A través de algunas herramientas teóricas y metodológicas para encarar el análisis sistemático del discurso político, que se toman de las principales escuelas y teorías del análisis del discurso, de la retórica y de la argumentación, se quiere alcanzar estos objetivos:

  • Reconocer las perspectivas teóricas fundacionales del análisis del discurso con especial referencia al análisis del discurso político.
  • Analizar distintos géneros discursivos que se inscriban en el discurso político.
  • Construir un objeto de estudio original desde un marco teórico dado, conformar un corpus de análisis a partir de las distintas propuestas metodológicas.

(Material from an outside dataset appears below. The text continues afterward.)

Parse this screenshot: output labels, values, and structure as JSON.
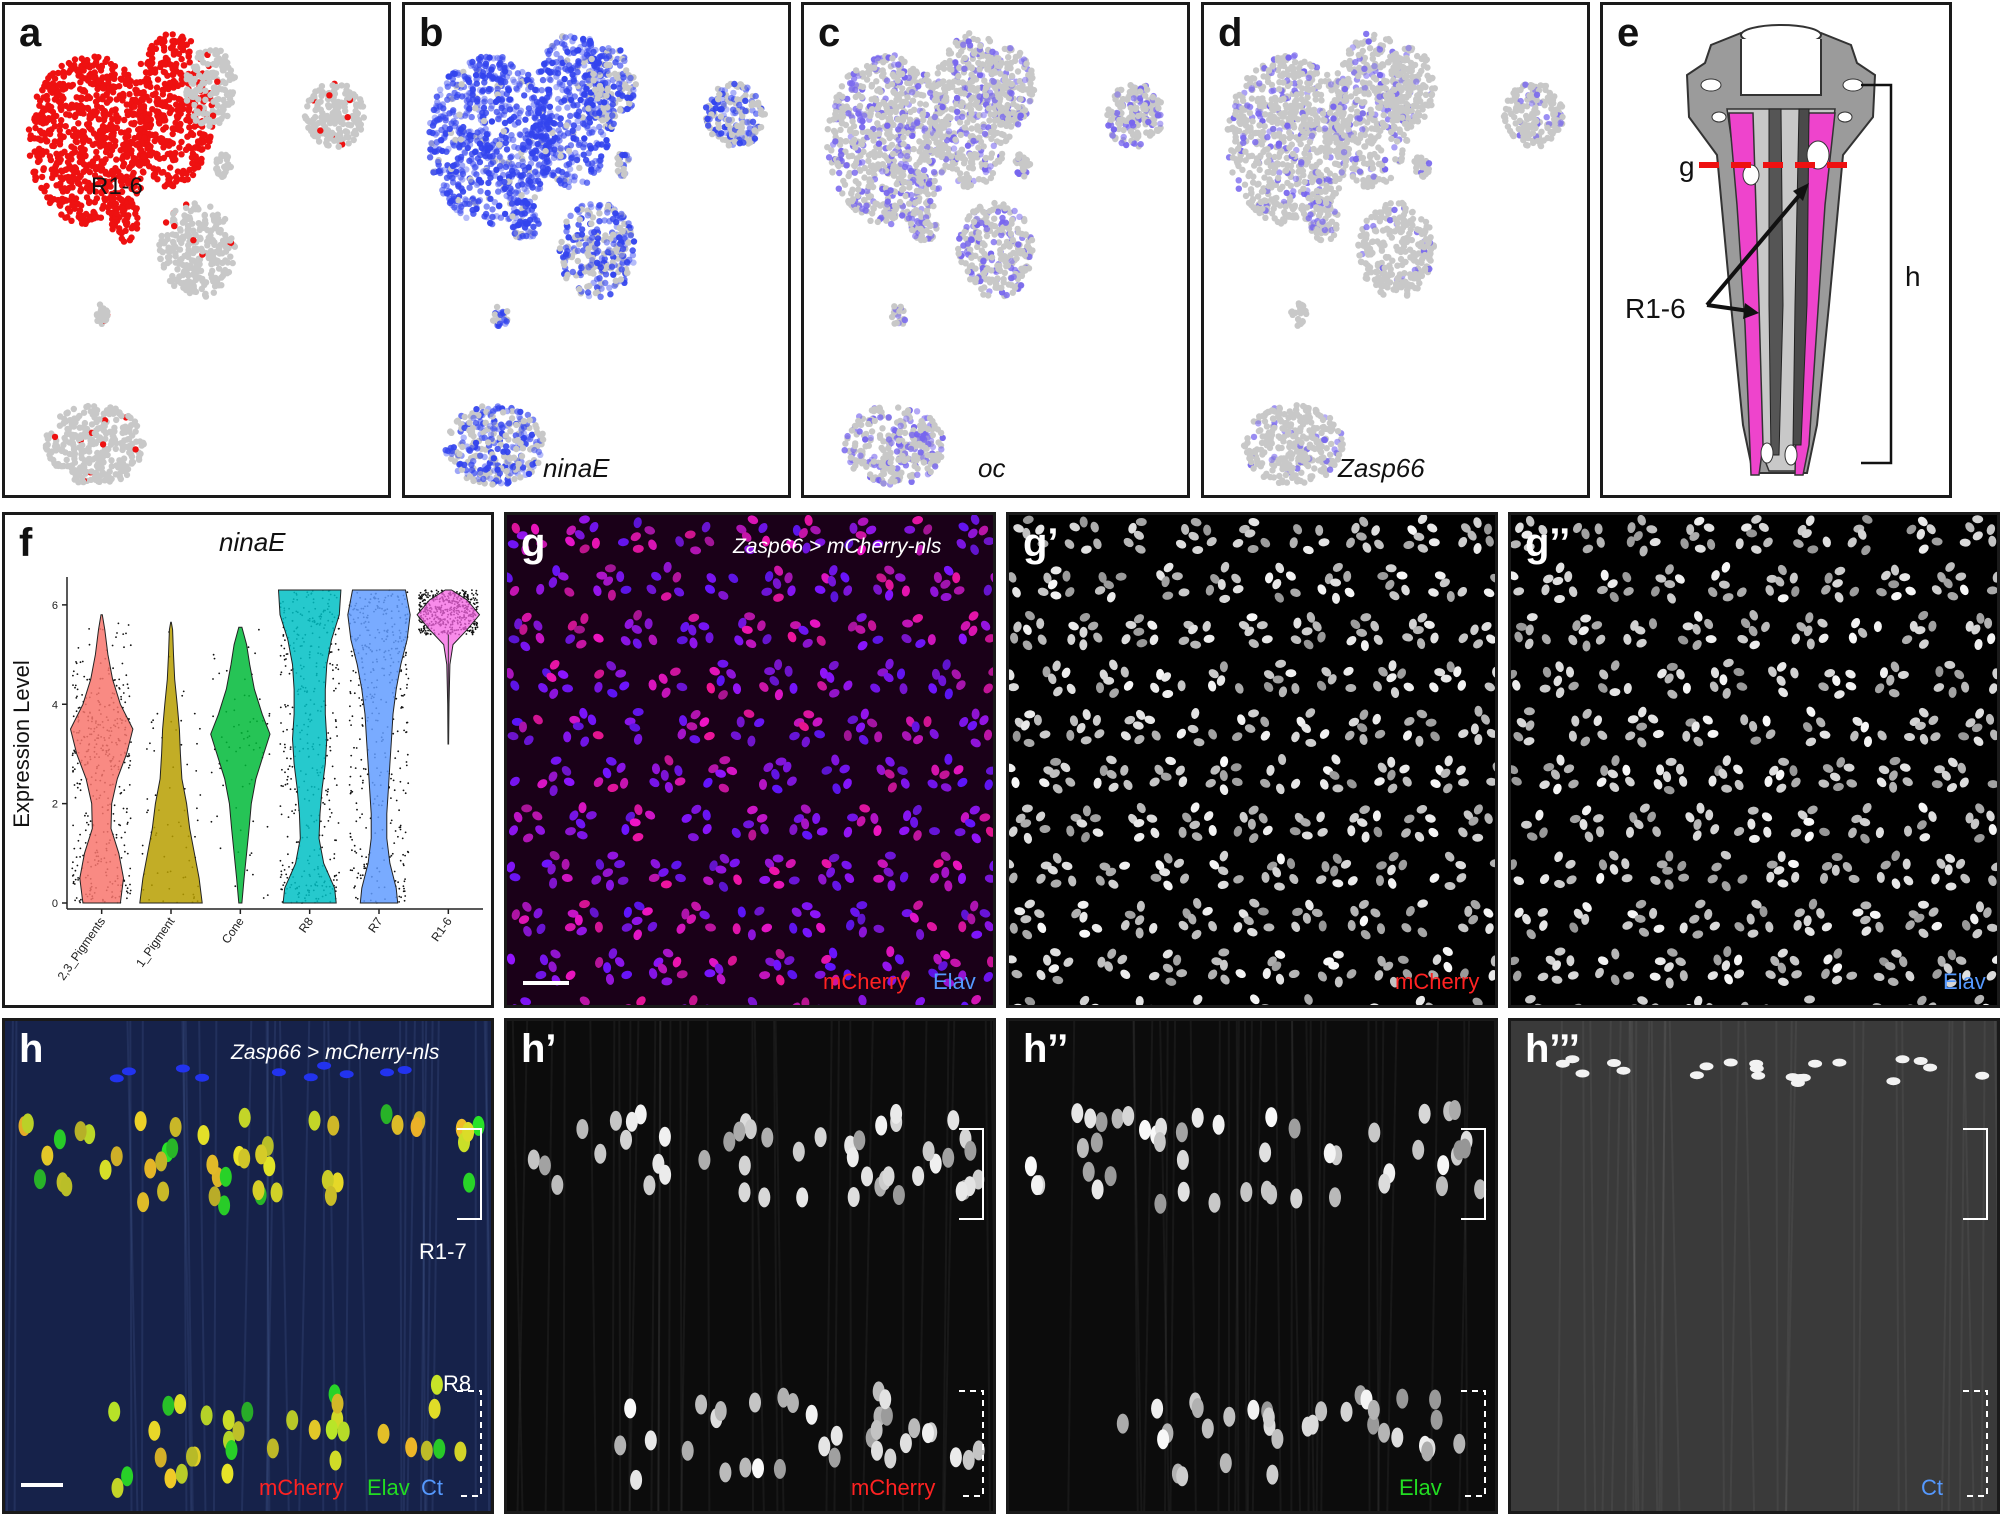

En toda lengua existen las lenguas llamadas especiales, cuyas características principales son la homogeneidad y la adscripción a tres factores extralingüísticos: el componente sociológico (cada grupo social conforma su propia lengua), el componente temático (su uso sirve para transmitir unos contenidos determinados), el medio de comunicación que refleja los usos del lenguaje. El lenguaje político es una variedad de los lenguajes especiales, por lo tanto, primero es necesario definir lo que significa 'lenguaje especial'.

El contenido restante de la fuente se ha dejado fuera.